Outbursts of political indignation and visibly frantic activity by the tax enforcement agencies will not disclose more than we know about, say, the mystery of Rustom Sohrab Nagarwala, the former army captain who impersonated the prime minister on the telephone to extract Rs 60 lakhs from the State Bank of India. Nagarwala took his secret to the grave or, rather, the vultures; the police officer investigating the case was run over by a police car and killed. One head will surely roll this time, but the galaxy of politicians, tycoons, operators, stars and cricketers cannot all be polished off.

An aside: the affair should have bowled out the Tebbit test. Readers will recall the gnashing of immigrant teeth in Britain when Norman Tebbit, one of Margaret Thatcher’s ministers, decreed that loyalty was evident from which team people cheered. What loyalty can teams that belong to Preity Zinta or Mukesh Ambani command? Or expensively-bought global players advertising Indian Cement or the Deccan Chronicle? Loyalty in this context recalls a diehard Protestant saying during the communal-political disturbances in Belfast that Catholics were not loyal to the Crown but the half-crown, as the two-and-a-half shilling coin was called in those days. Bookies will say the incentive remains the same. Off-field antics probably add to the excitement. People are impressed by an individual’s ability to flout the law and get away with it.

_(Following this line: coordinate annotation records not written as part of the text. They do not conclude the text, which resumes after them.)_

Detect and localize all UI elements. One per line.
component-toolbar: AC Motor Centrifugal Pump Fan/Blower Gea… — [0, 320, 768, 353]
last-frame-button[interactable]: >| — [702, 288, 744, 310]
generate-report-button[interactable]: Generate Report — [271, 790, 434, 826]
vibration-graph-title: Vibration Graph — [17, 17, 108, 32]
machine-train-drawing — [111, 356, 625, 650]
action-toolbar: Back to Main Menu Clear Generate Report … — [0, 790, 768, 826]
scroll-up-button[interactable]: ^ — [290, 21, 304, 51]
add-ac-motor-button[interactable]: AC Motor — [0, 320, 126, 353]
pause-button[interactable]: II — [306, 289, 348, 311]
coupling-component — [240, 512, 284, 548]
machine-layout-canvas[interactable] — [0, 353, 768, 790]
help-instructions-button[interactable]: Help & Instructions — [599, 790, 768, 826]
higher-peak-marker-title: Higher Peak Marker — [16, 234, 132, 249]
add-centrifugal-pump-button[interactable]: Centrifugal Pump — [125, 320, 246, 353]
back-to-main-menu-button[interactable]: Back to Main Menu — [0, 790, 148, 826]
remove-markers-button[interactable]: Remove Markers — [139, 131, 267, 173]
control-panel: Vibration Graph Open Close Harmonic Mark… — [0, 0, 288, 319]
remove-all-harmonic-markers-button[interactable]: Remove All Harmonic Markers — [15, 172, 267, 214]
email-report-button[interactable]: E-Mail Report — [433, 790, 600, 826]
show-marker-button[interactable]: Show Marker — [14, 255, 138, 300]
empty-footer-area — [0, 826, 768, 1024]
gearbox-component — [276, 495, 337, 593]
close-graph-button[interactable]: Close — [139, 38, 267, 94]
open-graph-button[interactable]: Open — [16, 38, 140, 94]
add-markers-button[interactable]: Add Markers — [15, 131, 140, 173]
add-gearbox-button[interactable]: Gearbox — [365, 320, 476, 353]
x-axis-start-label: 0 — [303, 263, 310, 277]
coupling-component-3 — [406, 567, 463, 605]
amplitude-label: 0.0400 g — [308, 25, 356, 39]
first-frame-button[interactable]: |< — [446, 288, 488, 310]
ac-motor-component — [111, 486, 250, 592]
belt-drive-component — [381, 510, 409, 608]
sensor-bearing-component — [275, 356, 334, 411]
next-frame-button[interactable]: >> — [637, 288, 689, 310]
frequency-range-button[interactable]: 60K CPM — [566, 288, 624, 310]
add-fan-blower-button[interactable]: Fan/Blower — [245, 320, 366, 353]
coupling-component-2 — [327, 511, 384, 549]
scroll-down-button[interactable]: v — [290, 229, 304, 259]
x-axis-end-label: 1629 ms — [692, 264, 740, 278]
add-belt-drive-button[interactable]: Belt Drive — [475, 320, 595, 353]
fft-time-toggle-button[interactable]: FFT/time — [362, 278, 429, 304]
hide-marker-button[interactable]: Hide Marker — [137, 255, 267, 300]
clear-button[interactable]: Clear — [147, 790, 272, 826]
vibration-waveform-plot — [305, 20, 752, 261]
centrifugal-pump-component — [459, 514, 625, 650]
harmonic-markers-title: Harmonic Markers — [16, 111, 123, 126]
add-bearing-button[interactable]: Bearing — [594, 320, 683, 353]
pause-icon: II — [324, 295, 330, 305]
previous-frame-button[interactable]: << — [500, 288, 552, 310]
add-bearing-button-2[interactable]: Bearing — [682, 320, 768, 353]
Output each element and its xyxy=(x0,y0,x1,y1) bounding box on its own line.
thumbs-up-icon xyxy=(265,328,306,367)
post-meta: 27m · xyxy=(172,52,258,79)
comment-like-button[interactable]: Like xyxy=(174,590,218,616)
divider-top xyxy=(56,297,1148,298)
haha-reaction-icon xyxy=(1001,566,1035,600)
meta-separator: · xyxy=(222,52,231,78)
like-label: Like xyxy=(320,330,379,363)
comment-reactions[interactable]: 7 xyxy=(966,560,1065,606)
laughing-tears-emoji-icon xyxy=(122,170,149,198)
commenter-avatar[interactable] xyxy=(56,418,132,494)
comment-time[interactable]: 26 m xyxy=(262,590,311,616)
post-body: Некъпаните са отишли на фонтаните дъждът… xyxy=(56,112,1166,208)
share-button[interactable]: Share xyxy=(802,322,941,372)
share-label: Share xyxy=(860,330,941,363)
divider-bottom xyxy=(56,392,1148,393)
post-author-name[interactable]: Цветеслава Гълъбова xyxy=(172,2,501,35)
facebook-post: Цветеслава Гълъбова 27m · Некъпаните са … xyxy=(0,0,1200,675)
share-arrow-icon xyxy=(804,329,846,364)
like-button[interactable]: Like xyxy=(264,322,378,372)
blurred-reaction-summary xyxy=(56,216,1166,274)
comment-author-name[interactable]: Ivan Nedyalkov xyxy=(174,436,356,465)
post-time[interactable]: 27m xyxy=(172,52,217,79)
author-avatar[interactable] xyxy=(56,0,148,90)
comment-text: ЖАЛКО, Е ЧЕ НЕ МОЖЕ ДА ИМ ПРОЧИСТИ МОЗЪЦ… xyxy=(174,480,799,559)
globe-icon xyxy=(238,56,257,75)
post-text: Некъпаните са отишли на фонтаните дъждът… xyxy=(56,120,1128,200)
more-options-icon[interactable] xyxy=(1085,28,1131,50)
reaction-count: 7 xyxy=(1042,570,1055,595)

Even if the IPL introduces a “fit and proper person test” like the English Premier League on which it was modelled, it will command little respect without the ultimate sanction of the law. As the reversal of the Jessica Lal murder verdict showed, that is not beyond India’s competence. A strong and impartial judiciary is a nation’s backbone. Nothing composes the mind of the “network of the rich, famous and influential” so much as the prospect of prison.